The World Bank has said that the number of internet users globally had more than tripled within this decade, from 1billion in 2015 to about 3.2billion by the end of 2015.
The World Bank disclosed this in its Report for 2016, made available during the presentation of the World Development Report (WDR 2016 ) on Digital Dividends.
The report revealed that more households in Nigeria and other developing nations owned a mobile phone rather than have access to electricity or clean water. According to the report, an estimated 70 percent of the bottom fifth of the population in developing nations could boast of owning a cell phone.
It added: “The number of internet users has more than tripled in a decade-from 1billion in 2005 to an estimated 3.2billion at the end of 2015, stating that businesses, people, and governments are more connected than ever before.”
Furthermore, it said that digital revolution had brought immediate private benefits-easier communication and information, greater convenience, free digital products and new forms of leisure, adding it has also created a profound sense of social connectedness and global community.

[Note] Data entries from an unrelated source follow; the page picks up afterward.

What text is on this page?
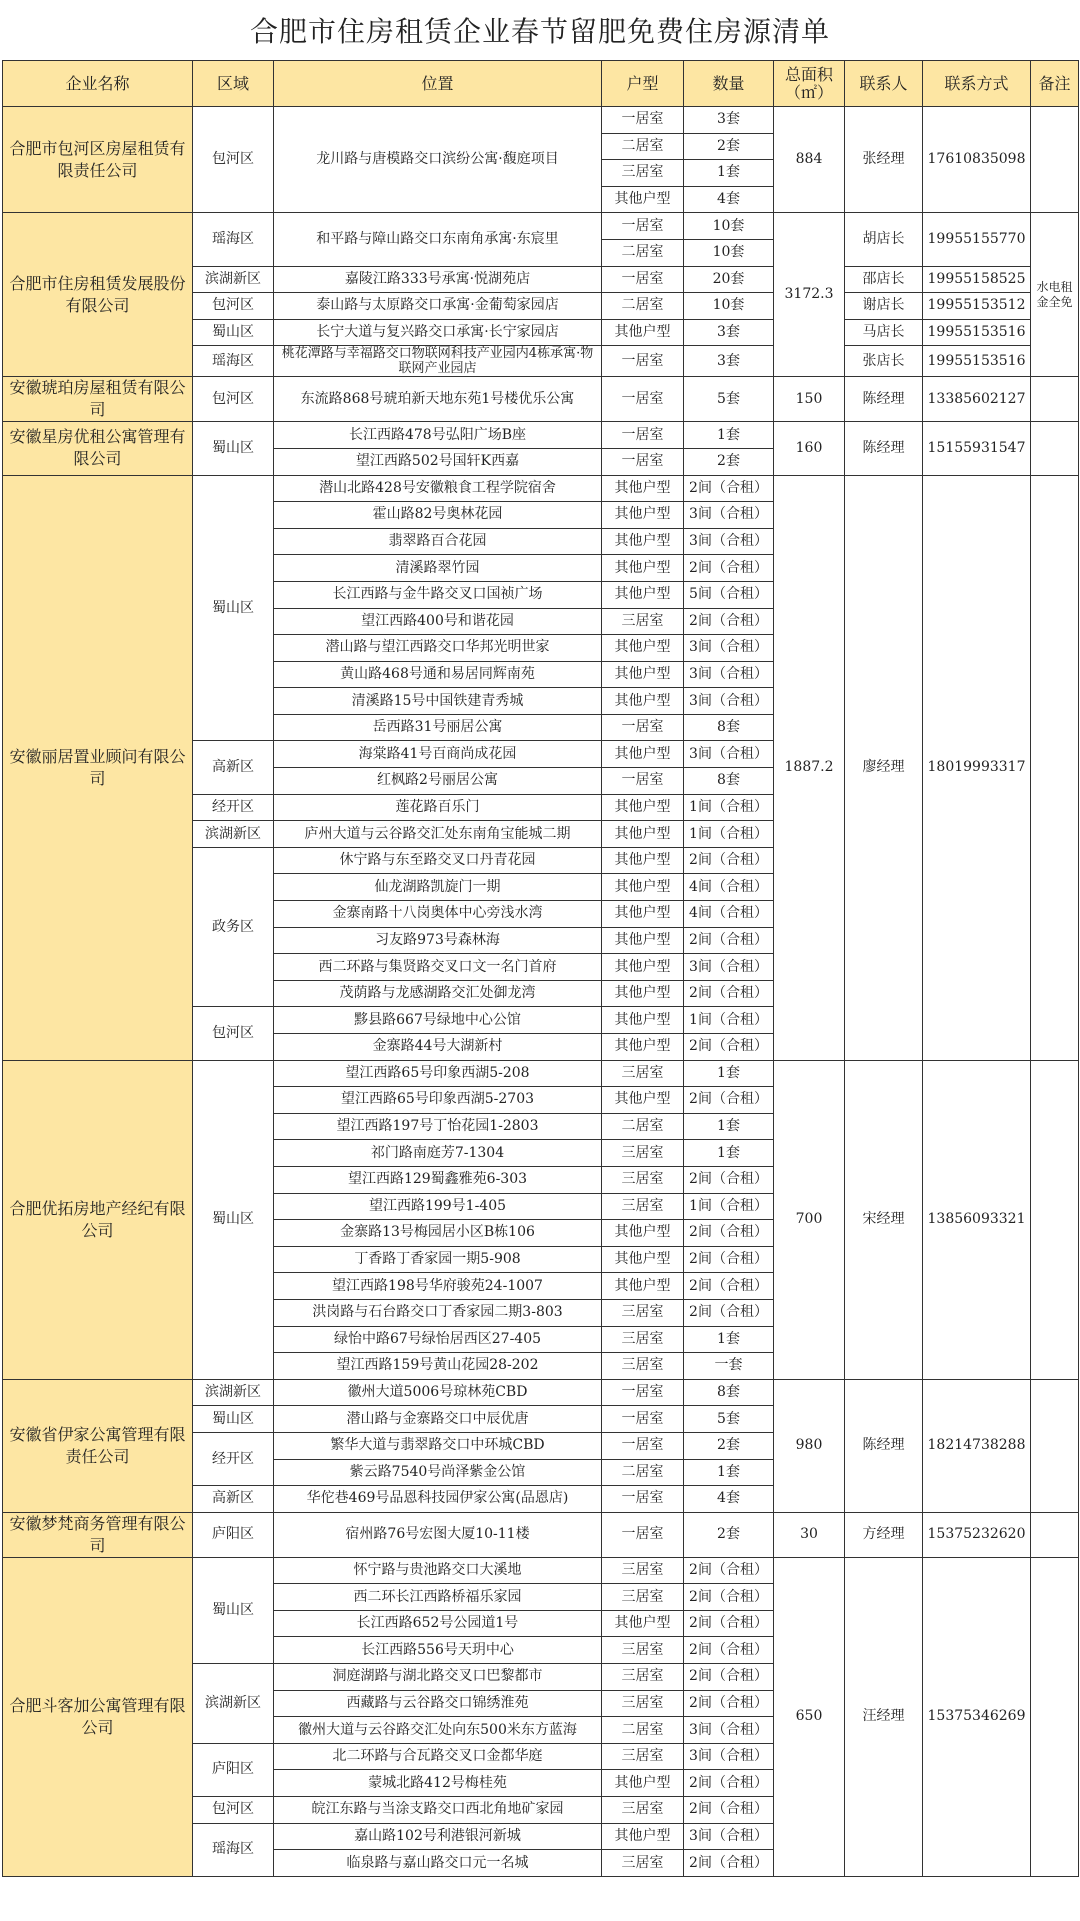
合肥市住房租赁企业春节留肥免费住房源清单
企业名称	区域	位置	户型	数量	总面积（㎡）	联系人	联系方式	备注
合肥市包河区房屋租赁有限责任公司	包河区	龙川路与唐模路交口滨纷公寓·馥庭项目	一居室	3套	884	张经理	17610835098	
			二居室	2套				
			三居室	1套				
			其他户型	4套				
合肥市住房租赁发展股份有限公司	瑶海区	和平路与障山路交口东南角承寓·东宸里	一居室	10套	3172.3	胡店长	19955155770	水电租金全免
			二居室	10套				
	滨湖新区	嘉陵江路333号承寓·悦湖苑店	一居室	20套		邵店长	19955158525	
	包河区	泰山路与太原路交口承寓·金葡萄家园店	二居室	10套		谢店长	19955153512	
	蜀山区	长宁大道与复兴路交口承寓·长宁家园店	其他户型	3套		马店长	19955153516	
	瑶海区	桃花潭路与幸福路交口物联网科技产业园内4栋承寓·物联网产业园店	一居室	3套		张店长	19955153516	
安徽琥珀房屋租赁有限公司	包河区	东流路868号琥珀新天地东苑1号楼优乐公寓	一居室	5套	150	陈经理	13385602127	
安徽星房优租公寓管理有限公司	蜀山区	长江西路478号弘阳广场B座	一居室	1套	160	陈经理	15155931547	
		望江西路502号国轩K西嘉	一居室	2套				
安徽丽居置业顾问有限公司	蜀山区	潜山北路428号安徽粮食工程学院宿舍	其他户型	2间（合租）	1887.2	廖经理	18019993317	
		霍山路82号奥林花园	其他户型	3间（合租）				
		翡翠路百合花园	其他户型	3间（合租）				
		清溪路翠竹园	其他户型	2间（合租）				
		长江西路与金牛路交叉口国祯广场	其他户型	5间（合租）				
		望江西路400号和谐花园	三居室	2间（合租）				
		潜山路与望江西路交口华邦光明世家	其他户型	3间（合租）				
		黄山路468号通和易居同辉南苑	其他户型	3间（合租）				
		清溪路15号中国铁建青秀城	其他户型	3间（合租）				
		岳西路31号丽居公寓	一居室	8套				
	高新区	海棠路41号百商尚成花园	其他户型	3间（合租）				
		红枫路2号丽居公寓	一居室	8套				
	经开区	莲花路百乐门	其他户型	1间（合租）				
	滨湖新区	庐州大道与云谷路交汇处东南角宝能城二期	其他户型	1间（合租）				
	政务区	休宁路与东至路交叉口丹青花园	其他户型	2间（合租）				
		仙龙湖路凯旋门一期	其他户型	4间（合租）				
		金寨南路十八岗奥体中心旁浅水湾	其他户型	4间（合租）				
		习友路973号森林海	其他户型	2间（合租）				
		西二环路与集贤路交叉口文一名门首府	其他户型	3间（合租）				
		茂荫路与龙感湖路交汇处御龙湾	其他户型	2间（合租）				
	包河区	黟县路667号绿地中心公馆	其他户型	1间（合租）				
		金寨路44号大湖新村	其他户型	2间（合租）				
合肥优拓房地产经纪有限公司	蜀山区	望江西路65号印象西湖5-208	三居室	1套	700	宋经理	13856093321	
		望江西路65号印象西湖5-2703	其他户型	2间（合租）				
		望江西路197号丁怡花园1-2803	二居室	1套				
		祁门路南庭芳7-1304	三居室	1套				
		望江西路129蜀鑫雅苑6-303	三居室	2间（合租）				
		望江西路199号1-405	三居室	1间（合租）				
		金寨路13号梅园居小区B栋106	其他户型	2间（合租）				
		丁香路丁香家园一期5-908	其他户型	2间（合租）				
		望江西路198号华府骏苑24-1007	其他户型	2间（合租）				
		洪岗路与石台路交口丁香家园二期3-803	三居室	2间（合租）				
		绿怡中路67号绿怡居西区27-405	三居室	1套				
		望江西路159号黄山花园28-202	三居室	一套				
安徽省伊家公寓管理有限责任公司	滨湖新区	徽州大道5006号琼林苑CBD	一居室	8套	980	陈经理	18214738288	
	蜀山区	潜山路与金寨路交口中辰优唐	一居室	5套				
	经开区	繁华大道与翡翠路交口中环城CBD	一居室	2套				
		紫云路7540号尚泽紫金公馆	二居室	1套				
	高新区	华佗巷469号品恩科技园伊家公寓(品恩店)	一居室	4套				
安徽梦梵商务管理有限公司	庐阳区	宿州路76号宏图大厦10-11楼	一居室	2套	30	方经理	15375232620	
合肥斗客加公寓管理有限公司	蜀山区	怀宁路与贵池路交口大溪地	三居室	2间（合租）	650	汪经理	15375346269	
		西二环长江西路桥福乐家园	三居室	2间（合租）				
		长江西路652号公园道1号	其他户型	2间（合租）				
		长江西路556号天玥中心	三居室	2间（合租）				
	滨湖新区	洞庭湖路与湖北路交叉口巴黎都市	三居室	2间（合租）				
		西藏路与云谷路交口锦绣淮苑	三居室	2间（合租）				
		徽州大道与云谷路交汇处向东500米东方蓝海	二居室	3间（合租）				
	庐阳区	北二环路与合瓦路交叉口金都华庭	三居室	3间（合租）				
		蒙城北路412号梅桂苑	其他户型	2间（合租）				
	包河区	皖江东路与当涂支路交口西北角地矿家园	三居室	2间（合租）				
	瑶海区	嘉山路102号利港银河新城	其他户型	3间（合租）				
		临泉路与嘉山路交口元一名城	三居室	2间（合租）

“More households in developing countries own a mobile phone than have access to electricity or clean water, and nearly 70 percent of the bottom fifth of the population in developing countries own a mobile phone,” it said.

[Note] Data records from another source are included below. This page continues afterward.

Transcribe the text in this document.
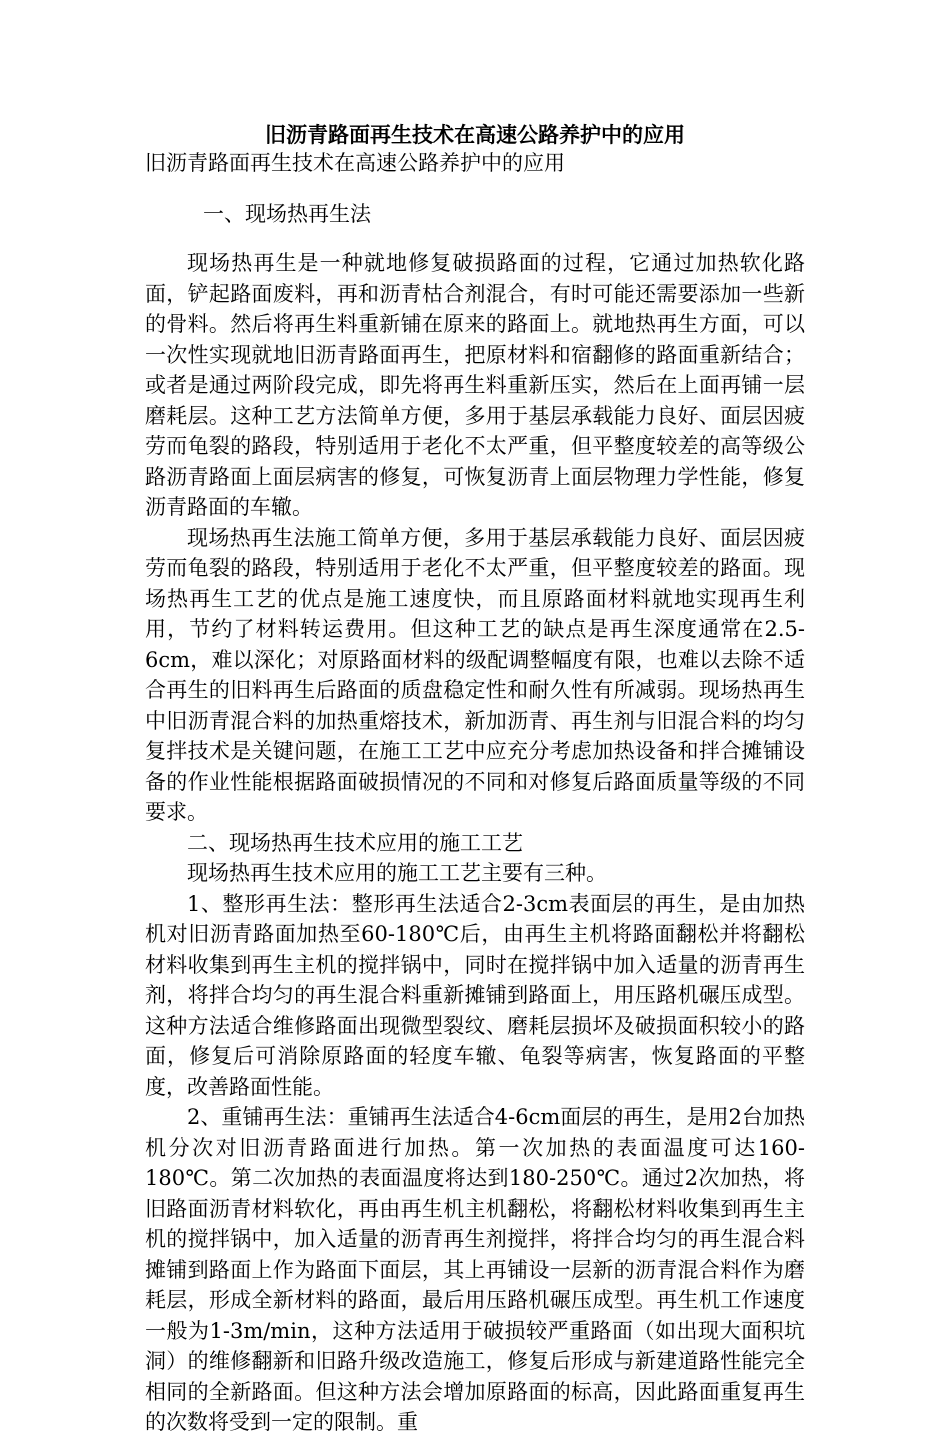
旧沥青路面再生技术在高速公路养护中的应用
旧沥青路面再生技术在高速公路养护中的应用
一、现场热再生法

现场热再生是一种就地修复破损路面的过程，它通过加热软化路面，铲起路面废料，再和沥青枯合剂混合，有时可能还需要添加一些新的骨料。然后将再生料重新铺在原来的路面上。就地热再生方面，可以一次性实现就地旧沥青路面再生，把原材料和宿翻修的路面重新结合；或者是通过两阶段完成，即先将再生料重新压实，然后在上面再铺一层磨耗层。这种工艺方法简单方便，多用于基层承载能力良好、面层因疲劳而龟裂的路段，特别适用于老化不太严重，但平整度较差的高等级公路沥青路面上面层病害的修复，可恢复沥青上面层物理力学性能，修复沥青路面的车辙。

现场热再生法施工简单方便，多用于基层承载能力良好、面层因疲劳而龟裂的路段，特别适用于老化不太严重，但平整度较差的路面。现场热再生工艺的优点是施工速度快，而且原路面材料就地实现再生利用，节约了材料转运费用。但这种工艺的缺点是再生深度通常在2.5-6cm，难以深化；对原路面材料的级配调整幅度有限，也难以去除不适合再生的旧料再生后路面的质盘稳定性和耐久性有所减弱。现场热再生中旧沥青混合料的加热重熔技术，新加沥青、再生剂与旧混合料的均匀复拌技术是关键问题，在施工工艺中应充分考虑加热设备和拌合摊铺设备的作业性能根据路面破损情况的不同和对修复后路面质量等级的不同要求。

二、现场热再生技术应用的施工工艺

现场热再生技术应用的施工工艺主要有三种。

1、整形再生法：整形再生法适合2-3cm表面层的再生，是由加热机对旧沥青路面加热至60-180℃后，由再生主机将路面翻松并将翻松材料收集到再生主机的搅拌锅中，同时在搅拌锅中加入适量的沥青再生剂，将拌合均匀的再生混合料重新摊铺到路面上，用压路机碾压成型。这种方法适合维修路面出现微型裂纹、磨耗层损坏及破损面积较小的路面，修复后可消除原路面的轻度车辙、龟裂等病害，恢复路面的平整度，改善路面性能。

2、重铺再生法：重铺再生法适合4-6cm面层的再生，是用2台加热机分次对旧沥青路面进行加热。第一次加热的表面温度可达160-180℃。第二次加热的表面温度将达到180-250℃。通过2次加热，将旧路面沥青材料软化，再由再生机主机翻松，将翻松材料收集到再生主机的搅拌锅中，加入适量的沥青再生剂搅拌，将拌合均匀的再生混合料摊铺到路面上作为路面下面层，其上再铺设一层新的沥青混合料作为磨耗层，形成全新材料的路面，最后用压路机碾压成型。再生机工作速度一般为1-3m/min，这种方法适用于破损较严重路面（如出现大面积坑洞）的维修翻新和旧路升级改造施工，修复后形成与新建道路性能完全相同的全新路面。但这种方法会增加原路面的标高，因此路面重复再生的次数将受到一定的限制。重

The report also explained that maximising digital dividends would require better understanding of how technology interacted with other factors that were important for development, describing it as “analog complements.”
It also said that digital technology could make routine, transaction-intensive tasks cheaper, faster and more convenient, adding, however, that most tasks also had an aspect that could be automated, requiring human judgment, intuition and discretion.
The report, however stressed that digital divide was still large, adding that nearly 60 percent of the world’s people were still offline and could not fully take part in the digital economy.